Daley is hoping the switch will ensure his side are ready to go from the first whistle, avoiding the same slow start which cost them in Perth, or the emotion-charged beginning to Game 1 last year which saw Joseph Sua’ali’i sent off early on.
“It’s a fair distance. A lot longer than what you think it is,” Daley said of the tunnel on Big Sports Breakfast this week.
“It’s just something we spoke to the boys about. You know when you first arrive at the ground, you walk up through the tunnel and you see the crowd and you feel the energy and the buzz.
“When you’re at the Centre of Excellence, there’s no crowd, there’s no noise, no lights, you just prepare and then you walk up the tunnel and then it hits you.
“I don’t know if it makes that much of a difference or not, but if it makes half a per cent in our favour, it’s well worth doing.”
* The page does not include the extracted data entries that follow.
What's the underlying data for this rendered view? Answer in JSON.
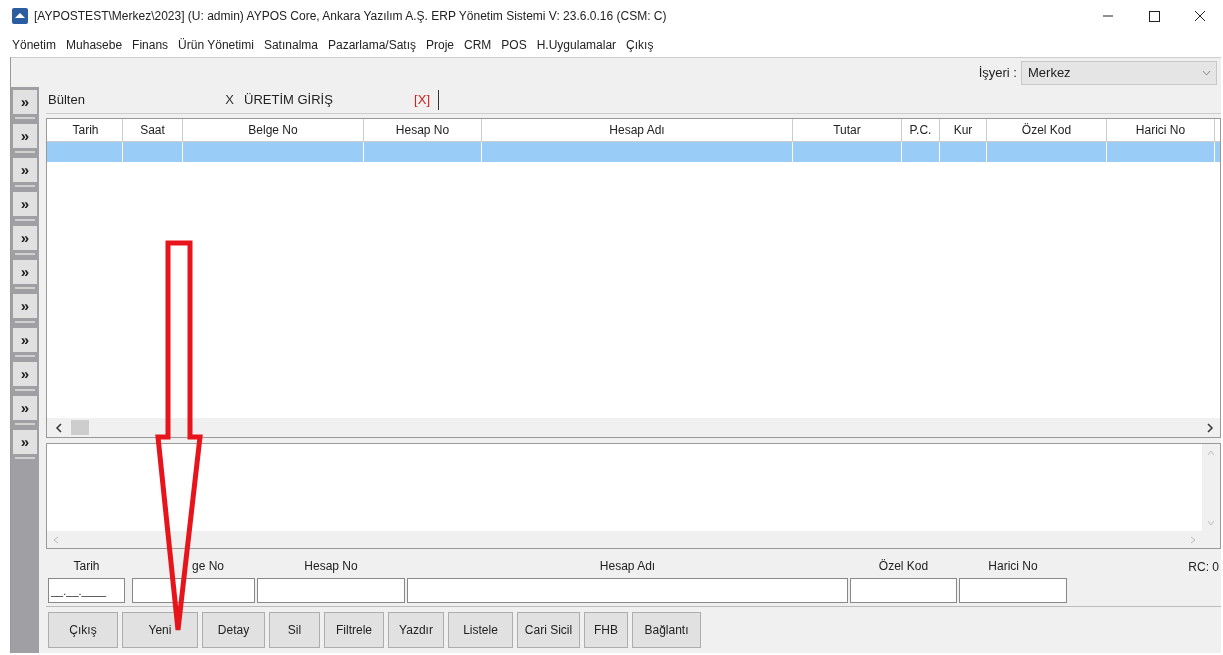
{
  "window": {
    "title": "[AYPOSTEST\\Merkez\\2023] (U: admin) AYPOS Core, Ankara Yazılım A.Ş. ERP Yönetim Sistemi V: 23.6.0.16 (CSM: C)"
  },
  "menu": [
    "Yönetim",
    "Muhasebe",
    "Finans",
    "Ürün Yönetimi",
    "Satınalma",
    "Pazarlama/Satış",
    "Proje",
    "CRM",
    "POS",
    "H.Uygulamalar",
    "Çıkış"
  ],
  "workplace": {
    "label": "İşyeri :",
    "value": "Merkez"
  },
  "sidebar": {
    "buttons": [
      "»",
      "»",
      "»",
      "»",
      "»",
      "»",
      "»",
      "»",
      "»",
      "»",
      "»"
    ]
  },
  "tabs": [
    {
      "label": "Bülten",
      "close": "X",
      "color": "#333333"
    },
    {
      "label": "ÜRETİM GİRİŞ",
      "close": "[X]",
      "color": "#d42020"
    }
  ],
  "grid": {
    "columns": [
      "Tarih",
      "Saat",
      "Belge No",
      "Hesap No",
      "Hesap Adı",
      "Tutar",
      "P.C.",
      "Kur",
      "Özel Kod",
      "Harici No"
    ],
    "rows": [
      {
        "selected": true
      }
    ]
  },
  "filters": [
    {
      "label": "Tarih",
      "value": "__.__.____"
    },
    {
      "label": "ge No"
    },
    {
      "label": "Hesap No"
    },
    {
      "label": "Hesap Adı"
    },
    {
      "label": "Özel Kod"
    },
    {
      "label": "Harici No"
    }
  ],
  "record_count": "RC: 0",
  "buttons": [
    "Çıkış",
    "Yeni",
    "Detay",
    "Sil",
    "Filtrele",
    "Yazdır",
    "Listele",
    "Cari Sicil",
    "FHB",
    "Bağlantı"
  ]
}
Blues captain Isaah Yeo, who has helped steer Penrith to four straight grand final victories, three of which have come at Accor Stadium, backed the decision.
“It can be a really good thing but in previous years it probably hasn’t served us overly well, just in terms of that emotion,” Yeo said on Tuesday.
“It’s just about being a bit more normal. Any sort of big game you play at Accor normally, you’re in the Accor sheds.
“It was getting tossed up a little bit last year as well and we chose to go with the tunnel, then obviously things happened pretty early on.
“It’s just a bit more normality to it, you warm up in the sheds, you sort of do what you normally do for a big game.”